None of them reached out to touch her heart. All of them reached out to touch her body—young or old; in anger, as if it was her fault they wanted her; or in the guise of something kinder, as if it was their duty. She took what was offered because anything was better than the emptiness inside her.
She hadn’t meant for bad things to happen. She had only wanted to be loved. She had only wanted to break the sense of feeling separate from everyone around her. She longed to feel she was a part of something, connected to someone. How could that be so wrong?

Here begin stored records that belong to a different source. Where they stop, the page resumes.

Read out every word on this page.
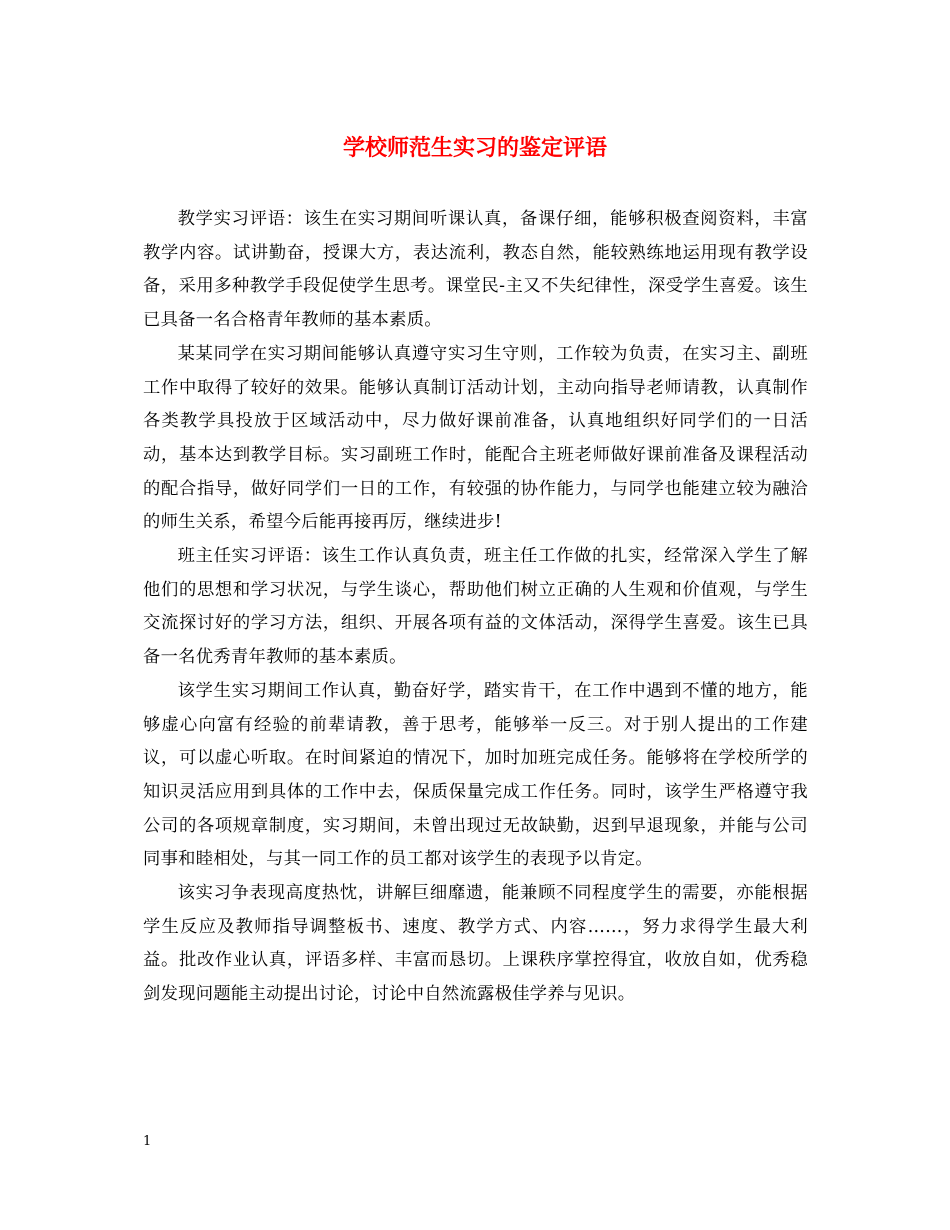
学校师范生实习的鉴定评语

教学实习评语：该生在实习期间听课认真，备课仔细，能够积极查阅资料，丰富教学内容。试讲勤奋，授课大方，表达流利，教态自然，能较熟练地运用现有教学设备，采用多种教学手段促使学生思考。课堂民-主又不失纪律性，深受学生喜爱。该生已具备一名合格青年教师的基本素质。

某某同学在实习期间能够认真遵守实习生守则，工作较为负责，在实习主、副班工作中取得了较好的效果。能够认真制订活动计划，主动向指导老师请教，认真制作各类教学具投放于区域活动中，尽力做好课前准备，认真地组织好同学们的一日活动，基本达到教学目标。实习副班工作时，能配合主班老师做好课前准备及课程活动的配合指导，做好同学们一日的工作，有较强的协作能力，与同学也能建立较为融洽的师生关系，希望今后能再接再厉，继续进步!

班主任实习评语：该生工作认真负责，班主任工作做的扎实，经常深入学生了解他们的思想和学习状况，与学生谈心，帮助他们树立正确的人生观和价值观，与学生交流探讨好的学习方法，组织、开展各项有益的文体活动，深得学生喜爱。该生已具备一名优秀青年教师的基本素质。

该学生实习期间工作认真，勤奋好学，踏实肯干，在工作中遇到不懂的地方，能够虚心向富有经验的前辈请教，善于思考，能够举一反三。对于别人提出的工作建议，可以虚心听取。在时间紧迫的情况下，加时加班完成任务。能够将在学校所学的知识灵活应用到具体的工作中去，保质保量完成工作任务。同时，该学生严格遵守我公司的各项规章制度，实习期间，未曾出现过无故缺勤，迟到早退现象，并能与公司同事和睦相处，与其一同工作的员工都对该学生的表现予以肯定。

该实习争表现高度热忱，讲解巨细靡遗，能兼顾不同程度学生的需要，亦能根据学生反应及教师指导调整板书、速度、教学方式、内容……，努力求得学生最大利益。批改作业认真，评语多样、丰富而恳切。上课秩序掌控得宜，收放自如，优秀稳剑发现问题能主动提出讨论，讨论中自然流露极佳学养与见识。

1
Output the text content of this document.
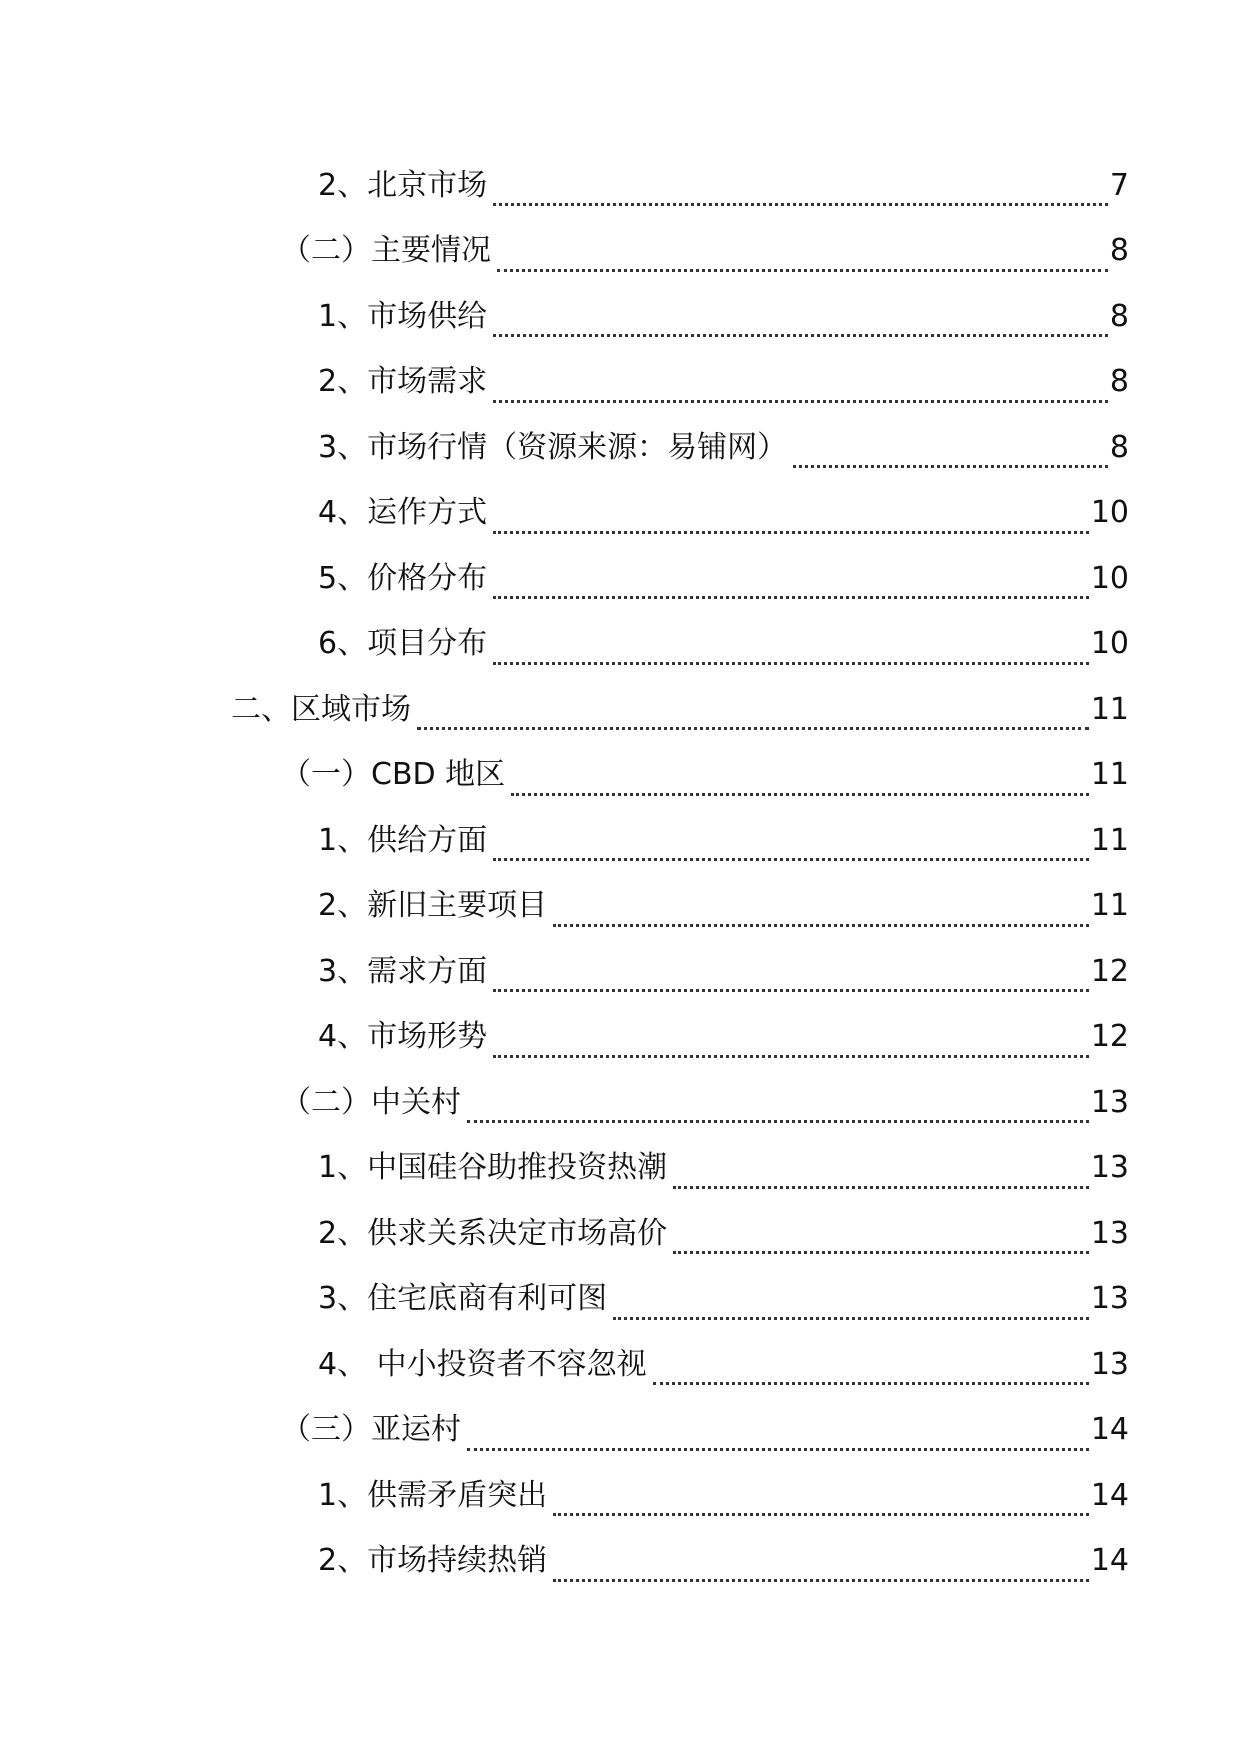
2、北京市场	7
（二）主要情况	8
1、市场供给	8
2、市场需求	8
3、市场行情（资源来源：易铺网）	8
4、运作方式	10
5、价格分布	10
6、项目分布	10
二、区域市场	11
（一）CBD 地区	11
1、供给方面	11
2、新旧主要项目	11
3、需求方面	12
4、市场形势	12
（二）中关村	13
1、中国硅谷助推投资热潮	13
2、供求关系决定市场高价	13
3、住宅底商有利可图	13
4、 中小投资者不容忽视	13
（三）亚运村	14
1、供需矛盾突出	14
2、市场持续热销	14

In the dream, everything was dark, all moonlit shapes and forms. Comfort came in secret. She grabbed it with both hands and held on. Hands and mouths and tangled legs, beating hearts and hot breath. But even in the attempt to connect to someone, she felt detached from her body, as if the essence of her being was just a tiny ball of energy trapped inside an empty shell. Frightened and confused, she held on tighter. She wanted something more, needed something she couldn’t name because she had never known it.
She had never meant to hurt anyone, but in the end she had destroyed everyone she cared about most. As if her heart were Pandora’s box: She had opened it and chaos had tumbled out like an avalanche, crushing everything in its path.
She had spent years in purgatory trying to pay for the damages. She was still paying on nights like this one, when she dreamed of sex and violence, and what her past could do to her present.
She woke up gasping for air, drenched in sweat, shaking, crying, dizzy, nauseated. She stumbled out of bed, tripping on the covers, and hurried into the bathroom to be sick. When her stomach was empty, she brushed her teeth and turned the shower on. Stripping her nightgown off and dropping it on the floor, she stepped under the water, gasping because it was still cold. She didn’t care. She needed to wash the sensation of the dream away, the sensation of being dirty and defiled and disgusted with herself. She lathered herself with soap and scrubbed her skin with a loofah until it hurt.